In the same vein, Taiwan today is not the same Taiwan that existed under the regime of Chiang Kai-shek (蔣介石). As a result, the DPP cannot get away with secretly interacting with senior members of the CCP.
Therefore, moves like Hsieh’s attempt to use his trip to the bartending event in Beijing in a private capacity as a means to pave the way for interaction between the DPP and the CCP are things that will continue to necessitate open communication with the public about cross-strait strategic interests.
This is the only way to put the minds of DPP supporters at ease while attempting to build ties with China.
Peace and development are in China’s best interests and, of course, the same is true for Taiwan. However, both sides have totally opposite views when it comes to the matter of Taiwanese sovereignty.

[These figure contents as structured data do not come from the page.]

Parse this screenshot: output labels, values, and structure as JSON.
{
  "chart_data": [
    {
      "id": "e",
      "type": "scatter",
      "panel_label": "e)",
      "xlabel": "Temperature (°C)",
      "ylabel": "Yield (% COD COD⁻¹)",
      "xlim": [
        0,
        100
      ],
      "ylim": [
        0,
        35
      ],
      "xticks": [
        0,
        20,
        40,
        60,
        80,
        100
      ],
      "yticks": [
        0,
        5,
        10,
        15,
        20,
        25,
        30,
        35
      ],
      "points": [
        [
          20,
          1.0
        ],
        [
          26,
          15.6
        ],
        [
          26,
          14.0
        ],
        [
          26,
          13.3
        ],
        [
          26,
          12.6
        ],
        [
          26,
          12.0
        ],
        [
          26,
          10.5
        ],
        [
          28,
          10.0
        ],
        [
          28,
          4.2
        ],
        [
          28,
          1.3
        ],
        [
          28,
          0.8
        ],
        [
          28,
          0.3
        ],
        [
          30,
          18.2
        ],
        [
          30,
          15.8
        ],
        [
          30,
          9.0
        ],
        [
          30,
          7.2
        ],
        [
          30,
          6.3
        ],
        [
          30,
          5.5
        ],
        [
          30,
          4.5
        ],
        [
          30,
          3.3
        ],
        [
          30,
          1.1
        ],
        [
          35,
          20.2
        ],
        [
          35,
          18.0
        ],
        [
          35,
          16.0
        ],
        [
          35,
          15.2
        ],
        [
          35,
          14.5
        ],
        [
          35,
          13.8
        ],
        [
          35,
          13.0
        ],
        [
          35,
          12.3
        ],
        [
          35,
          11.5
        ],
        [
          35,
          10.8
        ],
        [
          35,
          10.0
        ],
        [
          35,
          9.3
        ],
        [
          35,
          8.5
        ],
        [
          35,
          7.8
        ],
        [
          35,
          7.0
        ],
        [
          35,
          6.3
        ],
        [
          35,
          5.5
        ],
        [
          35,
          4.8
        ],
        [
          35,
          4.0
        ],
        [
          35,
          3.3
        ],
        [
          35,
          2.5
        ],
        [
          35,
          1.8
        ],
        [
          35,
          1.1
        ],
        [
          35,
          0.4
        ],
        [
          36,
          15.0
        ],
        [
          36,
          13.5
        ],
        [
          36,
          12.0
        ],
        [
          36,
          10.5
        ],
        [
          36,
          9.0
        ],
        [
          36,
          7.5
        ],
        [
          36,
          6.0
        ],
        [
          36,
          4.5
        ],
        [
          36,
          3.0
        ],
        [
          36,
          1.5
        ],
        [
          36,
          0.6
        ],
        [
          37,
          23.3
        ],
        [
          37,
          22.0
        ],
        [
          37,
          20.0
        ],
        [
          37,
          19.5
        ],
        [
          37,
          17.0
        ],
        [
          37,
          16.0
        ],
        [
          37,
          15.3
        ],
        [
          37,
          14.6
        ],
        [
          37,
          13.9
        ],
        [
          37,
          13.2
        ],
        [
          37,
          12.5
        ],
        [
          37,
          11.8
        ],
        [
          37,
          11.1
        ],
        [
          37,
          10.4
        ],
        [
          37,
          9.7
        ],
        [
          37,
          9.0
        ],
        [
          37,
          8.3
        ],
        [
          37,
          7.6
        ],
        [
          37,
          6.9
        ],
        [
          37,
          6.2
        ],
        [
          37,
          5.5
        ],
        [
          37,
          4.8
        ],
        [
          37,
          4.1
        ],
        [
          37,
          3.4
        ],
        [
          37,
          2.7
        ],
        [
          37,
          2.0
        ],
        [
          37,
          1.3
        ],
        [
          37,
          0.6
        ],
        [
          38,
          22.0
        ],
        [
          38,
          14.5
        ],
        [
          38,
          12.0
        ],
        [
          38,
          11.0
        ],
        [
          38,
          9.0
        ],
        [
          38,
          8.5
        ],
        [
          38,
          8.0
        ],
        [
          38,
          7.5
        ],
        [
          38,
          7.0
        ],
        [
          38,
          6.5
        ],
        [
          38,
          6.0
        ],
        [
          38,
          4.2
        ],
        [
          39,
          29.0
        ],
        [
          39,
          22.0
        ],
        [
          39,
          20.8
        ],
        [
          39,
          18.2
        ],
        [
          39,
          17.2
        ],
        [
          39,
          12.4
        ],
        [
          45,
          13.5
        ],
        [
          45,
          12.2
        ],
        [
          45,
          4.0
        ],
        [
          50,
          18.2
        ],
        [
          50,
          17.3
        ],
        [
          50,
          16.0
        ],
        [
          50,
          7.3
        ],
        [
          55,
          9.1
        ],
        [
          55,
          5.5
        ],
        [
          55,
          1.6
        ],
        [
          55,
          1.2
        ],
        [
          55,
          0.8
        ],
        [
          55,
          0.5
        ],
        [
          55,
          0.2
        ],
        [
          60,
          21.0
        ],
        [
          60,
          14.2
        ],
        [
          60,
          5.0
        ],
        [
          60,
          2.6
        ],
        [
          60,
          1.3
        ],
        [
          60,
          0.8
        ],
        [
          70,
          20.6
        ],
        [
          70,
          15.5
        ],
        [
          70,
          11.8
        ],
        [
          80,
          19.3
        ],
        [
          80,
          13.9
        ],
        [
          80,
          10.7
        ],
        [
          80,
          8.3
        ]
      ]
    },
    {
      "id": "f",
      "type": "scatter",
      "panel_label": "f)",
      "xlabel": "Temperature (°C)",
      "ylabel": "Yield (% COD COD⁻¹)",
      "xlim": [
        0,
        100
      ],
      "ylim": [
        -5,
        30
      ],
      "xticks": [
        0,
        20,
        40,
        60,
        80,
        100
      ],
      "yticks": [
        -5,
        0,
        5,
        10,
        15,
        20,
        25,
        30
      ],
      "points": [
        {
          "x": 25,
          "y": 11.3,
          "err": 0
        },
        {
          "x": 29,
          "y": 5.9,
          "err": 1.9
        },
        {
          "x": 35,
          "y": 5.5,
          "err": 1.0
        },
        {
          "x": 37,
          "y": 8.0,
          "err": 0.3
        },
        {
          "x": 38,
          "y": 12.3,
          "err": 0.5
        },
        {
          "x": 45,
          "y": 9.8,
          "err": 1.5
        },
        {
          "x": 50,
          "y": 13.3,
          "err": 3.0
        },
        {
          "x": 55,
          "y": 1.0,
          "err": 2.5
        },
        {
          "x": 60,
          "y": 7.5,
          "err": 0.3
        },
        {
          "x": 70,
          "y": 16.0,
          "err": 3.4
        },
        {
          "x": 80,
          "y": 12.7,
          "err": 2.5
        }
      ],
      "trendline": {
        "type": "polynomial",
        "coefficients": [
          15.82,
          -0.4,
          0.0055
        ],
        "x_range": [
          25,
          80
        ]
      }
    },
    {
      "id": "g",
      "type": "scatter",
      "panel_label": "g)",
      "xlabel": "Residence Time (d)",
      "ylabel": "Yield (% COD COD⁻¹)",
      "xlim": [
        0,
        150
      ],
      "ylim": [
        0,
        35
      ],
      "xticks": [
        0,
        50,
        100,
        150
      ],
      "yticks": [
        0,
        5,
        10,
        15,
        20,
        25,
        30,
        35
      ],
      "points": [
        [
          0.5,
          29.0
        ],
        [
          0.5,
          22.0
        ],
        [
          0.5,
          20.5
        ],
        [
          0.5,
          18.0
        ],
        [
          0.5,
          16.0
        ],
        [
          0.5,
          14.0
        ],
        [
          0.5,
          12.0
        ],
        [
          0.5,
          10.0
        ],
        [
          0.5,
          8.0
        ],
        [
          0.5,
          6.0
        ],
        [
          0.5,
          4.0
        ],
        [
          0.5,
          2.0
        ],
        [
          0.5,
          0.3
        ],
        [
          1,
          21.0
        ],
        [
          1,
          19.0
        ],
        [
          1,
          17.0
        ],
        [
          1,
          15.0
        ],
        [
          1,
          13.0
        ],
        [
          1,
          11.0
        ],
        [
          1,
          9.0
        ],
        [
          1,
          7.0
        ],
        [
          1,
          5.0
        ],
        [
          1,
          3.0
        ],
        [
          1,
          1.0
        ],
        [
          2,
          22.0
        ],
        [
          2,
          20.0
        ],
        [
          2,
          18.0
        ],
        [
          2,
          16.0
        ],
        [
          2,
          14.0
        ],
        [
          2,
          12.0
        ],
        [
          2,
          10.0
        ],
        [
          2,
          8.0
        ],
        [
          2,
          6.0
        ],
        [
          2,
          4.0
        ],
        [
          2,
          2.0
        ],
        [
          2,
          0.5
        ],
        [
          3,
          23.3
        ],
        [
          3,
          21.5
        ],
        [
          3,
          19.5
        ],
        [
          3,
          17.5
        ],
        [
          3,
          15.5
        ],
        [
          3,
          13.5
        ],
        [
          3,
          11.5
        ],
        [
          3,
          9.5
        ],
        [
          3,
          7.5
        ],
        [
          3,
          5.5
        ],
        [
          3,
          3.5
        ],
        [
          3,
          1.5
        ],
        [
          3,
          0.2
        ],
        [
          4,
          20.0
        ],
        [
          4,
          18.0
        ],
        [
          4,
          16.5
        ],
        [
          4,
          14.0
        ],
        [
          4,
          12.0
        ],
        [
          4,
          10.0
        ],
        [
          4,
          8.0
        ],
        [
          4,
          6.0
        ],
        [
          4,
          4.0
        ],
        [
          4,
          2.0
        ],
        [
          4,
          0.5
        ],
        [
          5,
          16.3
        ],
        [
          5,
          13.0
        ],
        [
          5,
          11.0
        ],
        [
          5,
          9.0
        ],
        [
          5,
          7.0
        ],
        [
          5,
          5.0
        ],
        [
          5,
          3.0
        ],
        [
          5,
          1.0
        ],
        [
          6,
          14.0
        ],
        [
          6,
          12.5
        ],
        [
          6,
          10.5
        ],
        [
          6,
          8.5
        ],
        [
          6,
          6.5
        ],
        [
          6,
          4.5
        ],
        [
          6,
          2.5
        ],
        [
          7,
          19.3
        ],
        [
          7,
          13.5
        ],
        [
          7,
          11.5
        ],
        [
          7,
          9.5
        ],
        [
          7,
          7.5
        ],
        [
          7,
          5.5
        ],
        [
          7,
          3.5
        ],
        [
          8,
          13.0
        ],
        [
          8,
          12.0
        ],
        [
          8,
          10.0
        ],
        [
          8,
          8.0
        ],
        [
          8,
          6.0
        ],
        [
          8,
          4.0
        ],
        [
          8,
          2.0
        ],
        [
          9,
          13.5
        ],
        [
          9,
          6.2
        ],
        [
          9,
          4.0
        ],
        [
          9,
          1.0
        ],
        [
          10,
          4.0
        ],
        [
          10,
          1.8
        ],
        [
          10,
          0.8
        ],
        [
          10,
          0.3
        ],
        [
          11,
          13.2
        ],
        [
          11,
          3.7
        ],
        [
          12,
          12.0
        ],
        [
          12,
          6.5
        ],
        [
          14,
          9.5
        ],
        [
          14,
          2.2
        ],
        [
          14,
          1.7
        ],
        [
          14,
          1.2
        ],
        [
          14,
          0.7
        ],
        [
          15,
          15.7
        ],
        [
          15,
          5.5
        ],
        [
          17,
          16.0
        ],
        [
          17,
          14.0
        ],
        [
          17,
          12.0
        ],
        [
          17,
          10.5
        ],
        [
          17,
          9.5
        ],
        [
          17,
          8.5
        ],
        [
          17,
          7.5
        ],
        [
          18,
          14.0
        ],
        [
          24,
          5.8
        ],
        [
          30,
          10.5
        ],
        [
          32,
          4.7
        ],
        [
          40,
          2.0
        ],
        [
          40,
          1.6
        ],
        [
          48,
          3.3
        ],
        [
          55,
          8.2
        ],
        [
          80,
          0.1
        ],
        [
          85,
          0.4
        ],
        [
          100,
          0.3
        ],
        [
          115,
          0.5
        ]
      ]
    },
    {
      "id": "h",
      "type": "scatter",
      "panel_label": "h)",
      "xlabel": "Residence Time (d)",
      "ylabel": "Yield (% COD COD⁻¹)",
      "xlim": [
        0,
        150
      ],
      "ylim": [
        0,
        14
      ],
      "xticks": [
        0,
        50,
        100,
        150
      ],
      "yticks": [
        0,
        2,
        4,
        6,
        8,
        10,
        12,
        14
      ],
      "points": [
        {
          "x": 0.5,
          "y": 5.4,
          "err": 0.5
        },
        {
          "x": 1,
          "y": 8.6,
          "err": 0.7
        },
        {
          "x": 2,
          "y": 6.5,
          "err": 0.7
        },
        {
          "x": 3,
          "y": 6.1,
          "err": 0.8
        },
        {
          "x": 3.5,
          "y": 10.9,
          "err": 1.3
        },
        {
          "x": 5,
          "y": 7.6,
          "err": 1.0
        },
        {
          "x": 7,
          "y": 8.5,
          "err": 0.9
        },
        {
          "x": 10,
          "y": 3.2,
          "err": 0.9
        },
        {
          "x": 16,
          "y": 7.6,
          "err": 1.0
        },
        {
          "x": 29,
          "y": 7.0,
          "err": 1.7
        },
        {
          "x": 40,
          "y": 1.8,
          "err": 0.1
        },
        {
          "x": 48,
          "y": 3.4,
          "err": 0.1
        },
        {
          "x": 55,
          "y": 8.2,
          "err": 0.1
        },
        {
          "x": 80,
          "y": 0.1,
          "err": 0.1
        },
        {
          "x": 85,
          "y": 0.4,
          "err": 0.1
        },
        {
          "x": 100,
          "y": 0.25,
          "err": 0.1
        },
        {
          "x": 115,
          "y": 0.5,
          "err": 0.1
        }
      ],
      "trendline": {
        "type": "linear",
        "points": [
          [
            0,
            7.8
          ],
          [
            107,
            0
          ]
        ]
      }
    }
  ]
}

Fortunately, though, the international balance of power is what decides cross-strait relations.
China does not have a say in this matter and of course neither does Taiwan. Under the overriding premise of peaceful development, the CCP leadership in Beijing should be capable of accepting the “one China” principle.
While China may not be totally satisfied with this and its actual implications, it is still something its leaders could theoretically accept.
Over the past four years, we have seen that cross-strait interaction has been based on the formalistic concept that there is only one China as defined by the so-called “1992 consensus” and the agreement that there is only “one China, with each side having its own interpretation of what that one China means” (一個中國，各自表述.)
If the CCP was able to accept Hsieh’s visit to Beijing, we can safely say that the first meeting between the DPP and the CCP will be a touchstone for gradually developing mutual political trust.
The “constitutional consensus” (憲法共識) proposed by Hsieh is a consensus that must be agreed upon by all Taiwanese. If the CCP were also able to agree that this “constitutional consensus” was also an expression of the formalistic concept that there is only one China, which has directed the course of cross-strait interaction for the past four years, the DPP and the CCP would be able to start strategic interaction. Hopefully, this would lead to a gradual establishment of mutual trust and understanding.
The only way a true consensus can be established between Taiwan and China is for the DPP and the CCP to come to an agreement and develop mutual trust when it comes to cross-strait strategic interests.
This is also the only way that peaceful development between Taiwan and China, and in the East Asia region as a whole, can continue to progress and become stronger.
Hsieh has now held out an olive branch to the CCP and this is something that he should be commended for.
Hopefully the CCP will showcase the wisdom of its leaders by commencing a new chapter in the peaceful development of relations between Taiwan and China.
Tung Chen-yuan is a professor in the Graduate Institute of Development Studies at National Chengchi University.